Vastgesteld door | college van burgemeester en wethouders |
Onderwerp | maatschappelijke zorg en welzijn |
Eigen onderwerp |
Vóór inwerkingtreding van de wijzigingen per 1-1-2012 is artikel 9 andermaal gewijzigd bij collegebesluit van 1-11-2011 (nr. 657554) en bekendgemaakt in de Leidschendammer / Voorburgse Courant van 3-11-2011.

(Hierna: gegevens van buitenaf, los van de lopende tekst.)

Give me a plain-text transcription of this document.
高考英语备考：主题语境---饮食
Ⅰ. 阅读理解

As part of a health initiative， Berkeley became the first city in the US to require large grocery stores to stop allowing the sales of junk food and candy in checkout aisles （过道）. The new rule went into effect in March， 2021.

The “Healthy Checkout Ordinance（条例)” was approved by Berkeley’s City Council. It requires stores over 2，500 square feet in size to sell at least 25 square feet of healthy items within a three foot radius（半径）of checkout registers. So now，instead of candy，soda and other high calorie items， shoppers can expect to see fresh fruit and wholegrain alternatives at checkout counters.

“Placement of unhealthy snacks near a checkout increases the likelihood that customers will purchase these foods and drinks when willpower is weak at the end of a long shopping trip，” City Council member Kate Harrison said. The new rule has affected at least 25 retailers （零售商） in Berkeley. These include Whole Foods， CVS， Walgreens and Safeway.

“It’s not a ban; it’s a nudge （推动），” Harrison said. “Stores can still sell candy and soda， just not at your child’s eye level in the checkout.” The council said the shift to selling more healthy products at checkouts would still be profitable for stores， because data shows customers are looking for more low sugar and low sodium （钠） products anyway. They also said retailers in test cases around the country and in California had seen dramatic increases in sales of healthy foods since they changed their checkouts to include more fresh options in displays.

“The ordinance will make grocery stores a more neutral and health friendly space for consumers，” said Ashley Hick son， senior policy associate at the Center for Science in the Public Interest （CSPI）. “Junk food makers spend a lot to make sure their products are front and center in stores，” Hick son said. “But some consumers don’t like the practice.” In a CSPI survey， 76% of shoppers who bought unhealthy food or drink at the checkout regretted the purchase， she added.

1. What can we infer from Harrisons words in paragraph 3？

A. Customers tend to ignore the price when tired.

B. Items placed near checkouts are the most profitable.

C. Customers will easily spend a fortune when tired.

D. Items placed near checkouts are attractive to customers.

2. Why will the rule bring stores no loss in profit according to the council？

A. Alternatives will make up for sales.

Datum inwerkingtreding | Terugwerkende kracht tot en met | Datum uitwerkingtreding | Betreft | Datum ondertekening Bron bekendmaking | Kenmerk voorstel |
---|---|---|---|---|---|
01-01-2012 | 01-01-2015 | art. 3, 4 en 9 | 27-09-2011 Leidschendammer / Voorburgse Courant 29-9-2011 | 643468 | |
22-04-2011 | 01-01-2012 | nieuwe regeling | 12-04-2011 Leidschendammer / Voorburgse Courant 14-4-2011 | 571147 |
Burgemeester en wethouders van de gemeente Leidschendam-Voorburg
Gelet op de Wet maatschappelijke ondersteuning, Stb. 2006 nummer 351, het Besluit maatschappelijke ondersteuning, Stb. 2006 nummer 450 en de Verordening individuele voorzieningen maatschappelijke ondersteuning Leidschendam-Voorburg 2009;
Besluit individuele voorzieningen maatschappelijke ondersteuning Leidschendam-Voorburg 2009.
Hoofdstuk 1. Bijzondere regels over het persoonsgebonden budget
Artikel 1. Regels rond verstrekking en verantwoording
Verstrekking als persoonsgebonden budget vindt niet plaats indien: op grond van aanwijzingen die tijdens het onderzoek duidelijk zijn geworden het ernstige vermoeden bestaat dat de aanvrager dusdanige problemen zal hebben bij het omgaan met een persoonsgebonden budget dat het toekennen niet tot het beoogde resultaat zal leiden.
Het persoonsgebonden budget dient besteed te worden aan een adequate voorziening of een kwalitatief verantwoorde dienstverlening (hulp bij het huishouden). Onder een adequate voorziening of een kwalitatief verantwoorde dienstverlening wordt verstaan: “een voorziening of dienstverlening waarmee de beperking(en) voor de budgethouder wordt verminderd of opgeheven en de zelfredzaamheid en maatschappelijke participatie wordt behouden of bevorderd.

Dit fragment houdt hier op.